To classify content according to statistics and text-based analysis, you create one or more knowledge bases. A knowledge base consists of categories that can correspond to folders, document classes, item types, or attributes in the source repository. During run time, the classification process analyzes each document and generates scores (from 0 to 100) for each category in the knowledge base. The scores indicate the relevance of each category to the document. The higher the category score, the more likely that the document belongs in that category.
To classify content according to rules and keyword-based analysis, you create a decision plan. Each rule specifies conditions that might cause a document to be classified (classification triggers) and the classification actions that are to be applied. During run time, the classification process evaluates the document content and metadata (document properties).

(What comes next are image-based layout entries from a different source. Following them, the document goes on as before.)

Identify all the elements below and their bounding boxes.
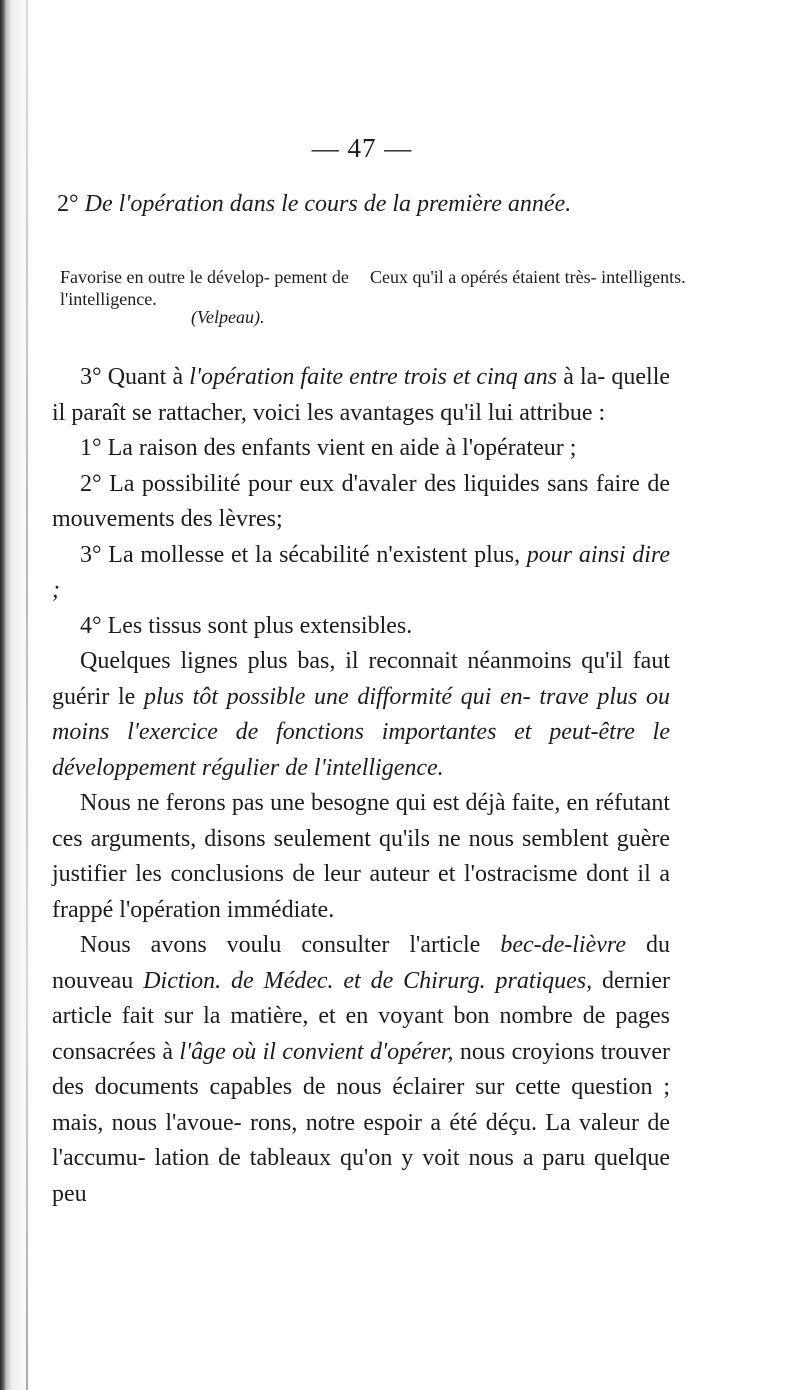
paragraph	[52, 928, 670, 1212]
italic-run: l'âge où il convient d'opérer,	[179, 1038, 454, 1065]
column-right: Ceux qu'il a opérés étaient très- intelligents.	[370, 267, 686, 287]
heading-text: De l'opération dans le cours de la première année.	[84, 191, 572, 217]
paragraph: 4° Les tissus sont plus extensibles.	[80, 612, 413, 639]
paragraph: Nous ne ferons pas une besogne qui est déjà faite, en réfutant ces arguments, disons seulement qu'ils ne nous semblent guère justifier les conclusions de leur auteur et l'ostracisme dont il a frappé l'opération immédiate.	[52, 790, 670, 923]
italic-run: bec-de-lièvre	[500, 932, 626, 958]
text-run: dernier article fait sur la matière, et en voyant bon nombre de pages consacrées à	[52, 967, 670, 1065]
page-edge-line	[26, 0, 28, 1390]
body-text	[52, 360, 670, 1212]
italic-run: l'opération faite entre trois et cinq ans	[189, 364, 558, 390]
paragraph	[52, 644, 670, 786]
italic-run: plus tôt possible une difformité qui en- trave plus ou moins l'exercice de fonctions importantes et peut-être le développement régulier de l'intelligence.	[52, 683, 671, 781]
paragraph	[52, 538, 670, 609]
text-run: 3° Quant à	[80, 364, 190, 390]
italic-run: pour ainsi dire ;	[52, 541, 670, 603]
section-heading	[57, 191, 717, 218]
text-run: Quelques lignes plus bas, il reconnait néanmoins qu'il faut guérir le	[52, 648, 670, 710]
text-run: du nouveau	[52, 932, 671, 994]
attribution: (Velpeau).	[191, 307, 265, 327]
text-run: Nous avons voulu consulter l'article	[80, 932, 501, 958]
paragraph: 2° La possibilité pour eux d'avaler des liquides sans faire de mouvements des lèvres;	[52, 470, 670, 532]
heading-number: 2°	[57, 191, 79, 217]
column-left: Favorise en outre le dévelop- pement de l'intelligence.	[60, 267, 349, 309]
paragraph	[52, 360, 670, 431]
italic-run: Diction. de Médec. et de Chirurg. pratiques,	[143, 967, 593, 994]
page-number: — 47 —	[311, 133, 413, 163]
text-run: à la- quelle il paraît se rattacher, voici les avantages qu'il lui attribue :	[52, 364, 671, 426]
text-run: nous croyions trouver des documents capables de nous éclairer sur cette question ; mais, nous l'avoue- rons, notre espoir a été déçu. La valeur de l'accumu- lation de tableaux qu'on y voit nous a paru quelque peu	[52, 1038, 670, 1207]
page-gutter-shadow	[0, 0, 34, 1390]
text-run: 3° La mollesse et la sécabilité n'existent plus,	[80, 541, 527, 568]
paragraph: 1° La raison des enfants vient en aide à l'opérateur ;	[80, 435, 577, 461]
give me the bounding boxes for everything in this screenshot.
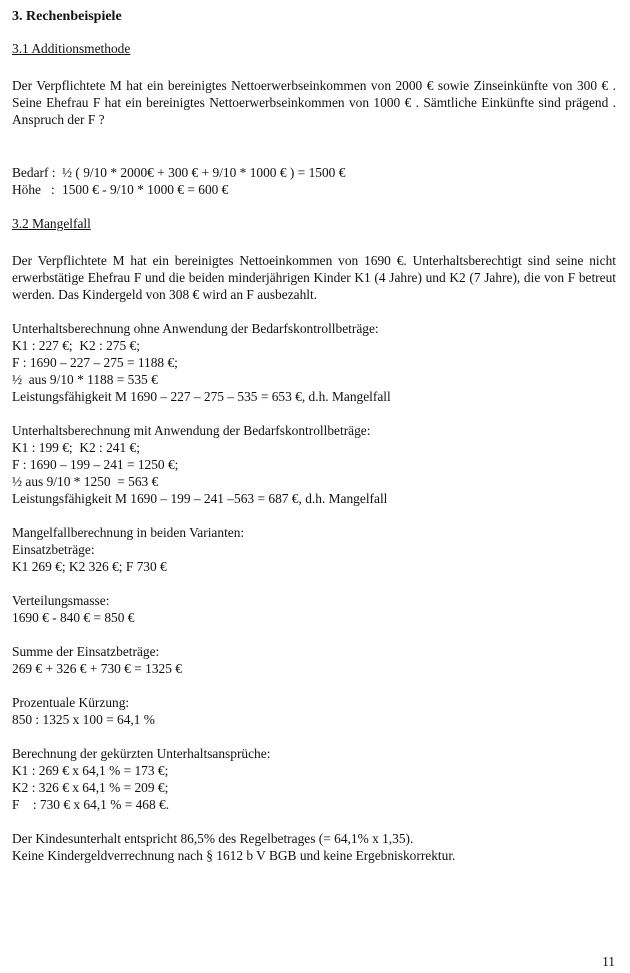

When conditions in the document cause the rule to be triggered, the associated actions are applied, such as moving the document to a folder. With IBM FileNet® Content Manager content, for example, an action might be to declare the document as a record in IBM Enterprise Records.
To use a knowledge base to classify content, you must associate the knowledge base with a decision plan. A decision plan can refer to one or more knowledge bases for a combination of rule-based and text-based classification. You can create a knowledge base, reference the knowledge base in your decision plan, and define rules that are based on whether the score for a suggested category is above or below a specific confidence threshold.
For example, a new document is analyzed and one of the categories in the knowledge base receives a score of 87, meaning that there is an 87% likelihood that the document belongs in that category. If you configured a rule in your decision plan to move documents to a particular folder when a category's score exceeds a threshold of 80%, the document will be moved to the specified folder when it is classified.